The Obama administration has been pressured to take retaliatory action against China’s “policy” of devaluing its currency. What happens when a country devalues its currency? Simply put, Chinese exports are cheaper and more attractive when it keeps its yuan low, resulting in a trade imbalance. The less Americans sell, the worse off they are, and the more manufacturing jobs they lose to the Chinese – hence the misdirected anger.
Politicians have taken full advantage of this. No less than 29 senatorial and congressional candidates from both parties, according to a New York Times article, have variously painted their opponents as Chinese sympathizers who have exported American jobs. Ohio congressman Zack Space (D), West Virginia hopeful Spike Maynard (R), Nevada incumbent Harry Reid (D) among others have capitalized on worker frustration to gain voters.
An educated perspective demands that Americans look past the uneasy truth of their own shortcomings. “China,” as Time Editorialist Zachary Karabell pointed out, “is far from perfect and seeks its own advantage, but holding it accountable for our domestic problem is beyond anachronistic.” A similar scapegoating of Japan during the 1980s for taking away manufacturing jobs and has been a perennial way for politicians win over a credulous public.
The truth is the American economy has been deteriorating while China has been growing 10% annually over the last ten years. Long term Chinese investment in its infrastructure and education has been setting the stage for a robust economy, and now they are reaping its benefits. American students ranked 21st out of 30 industrialized nations in science literacy and 25th in math (based on the 2006 PISA report), and they lag Chinese counterparts in fortifying industrial and technological infrastructure. Would the fiercely proud Chinese have let ten years go by without rebuilding the World Trade Center? The famous innovation edge Americans hold may not last long.
One promising step has been taken by the current administration. President Obama launched an “Educate to Innovate” initiative in 2010 to improve student performance and participation in STEM (Science, Technology, Engineering and Mathematics) fields and invested in public/private partnerships to make it happen. A long-term investment in education can only benefit a nation in its future progress, but will it be too late? One thing is for sure: hostility towards another nation as an excuse to galvanize a nation may be politically natural, but is not an educated solution to improving the American economy.
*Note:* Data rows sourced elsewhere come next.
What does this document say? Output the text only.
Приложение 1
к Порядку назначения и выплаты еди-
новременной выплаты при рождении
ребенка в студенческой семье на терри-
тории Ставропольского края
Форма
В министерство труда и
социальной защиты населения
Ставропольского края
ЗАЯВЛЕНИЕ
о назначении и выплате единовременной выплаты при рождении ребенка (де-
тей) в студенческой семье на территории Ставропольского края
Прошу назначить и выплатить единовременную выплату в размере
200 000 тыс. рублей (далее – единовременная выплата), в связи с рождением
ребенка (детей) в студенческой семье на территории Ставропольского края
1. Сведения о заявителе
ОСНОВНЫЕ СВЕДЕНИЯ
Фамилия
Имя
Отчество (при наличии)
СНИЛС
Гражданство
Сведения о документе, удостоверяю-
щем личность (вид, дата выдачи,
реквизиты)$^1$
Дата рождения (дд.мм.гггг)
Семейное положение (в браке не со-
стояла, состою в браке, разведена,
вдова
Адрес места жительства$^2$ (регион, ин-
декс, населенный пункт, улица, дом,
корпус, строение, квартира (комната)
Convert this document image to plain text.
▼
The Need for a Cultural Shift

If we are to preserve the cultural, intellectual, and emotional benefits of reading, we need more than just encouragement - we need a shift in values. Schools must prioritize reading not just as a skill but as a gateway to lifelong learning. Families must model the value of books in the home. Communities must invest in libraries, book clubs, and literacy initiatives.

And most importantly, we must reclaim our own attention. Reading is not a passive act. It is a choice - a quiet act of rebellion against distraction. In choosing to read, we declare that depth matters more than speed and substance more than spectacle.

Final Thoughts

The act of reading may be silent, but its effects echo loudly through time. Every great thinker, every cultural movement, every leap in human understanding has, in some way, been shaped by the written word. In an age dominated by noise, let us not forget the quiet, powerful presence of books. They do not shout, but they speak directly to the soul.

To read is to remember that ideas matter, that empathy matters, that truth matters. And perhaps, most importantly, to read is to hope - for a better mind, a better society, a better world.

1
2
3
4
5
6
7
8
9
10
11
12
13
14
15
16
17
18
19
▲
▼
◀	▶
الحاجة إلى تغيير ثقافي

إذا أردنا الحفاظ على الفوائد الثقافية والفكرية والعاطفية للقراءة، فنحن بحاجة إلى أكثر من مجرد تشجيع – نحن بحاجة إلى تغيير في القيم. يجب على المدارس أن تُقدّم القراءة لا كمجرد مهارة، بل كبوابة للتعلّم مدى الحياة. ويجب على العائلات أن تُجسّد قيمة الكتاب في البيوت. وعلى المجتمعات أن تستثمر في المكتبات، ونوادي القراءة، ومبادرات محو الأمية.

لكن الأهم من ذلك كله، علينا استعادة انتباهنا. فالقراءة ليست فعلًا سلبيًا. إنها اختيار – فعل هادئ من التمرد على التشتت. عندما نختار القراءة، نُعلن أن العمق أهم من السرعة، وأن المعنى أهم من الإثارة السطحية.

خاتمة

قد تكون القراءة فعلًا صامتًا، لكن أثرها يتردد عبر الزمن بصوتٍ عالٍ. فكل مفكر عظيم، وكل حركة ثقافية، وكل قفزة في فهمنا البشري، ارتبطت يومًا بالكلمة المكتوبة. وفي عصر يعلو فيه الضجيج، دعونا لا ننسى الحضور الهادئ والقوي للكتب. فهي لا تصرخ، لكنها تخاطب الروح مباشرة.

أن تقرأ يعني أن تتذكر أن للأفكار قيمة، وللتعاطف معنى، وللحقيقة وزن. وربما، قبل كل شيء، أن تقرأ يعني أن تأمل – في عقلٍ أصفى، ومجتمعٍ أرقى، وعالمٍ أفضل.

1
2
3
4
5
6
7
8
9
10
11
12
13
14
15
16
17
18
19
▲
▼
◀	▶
UPDATE: The noted American policy analyst Fareed Zakaria supports the notion of shifting from American consumption to investment to improve the long term American economy in the November 1, 2010 issue of Time magazine: “[America] has managed to invest in human capital by taking smart, motivated people from around the globe, educating them…and then unleashing them in a dynamic economy.” He asserts the importance of going back to investing in education and training, research and technology, innovation and infrastructure, very similar to my original post above.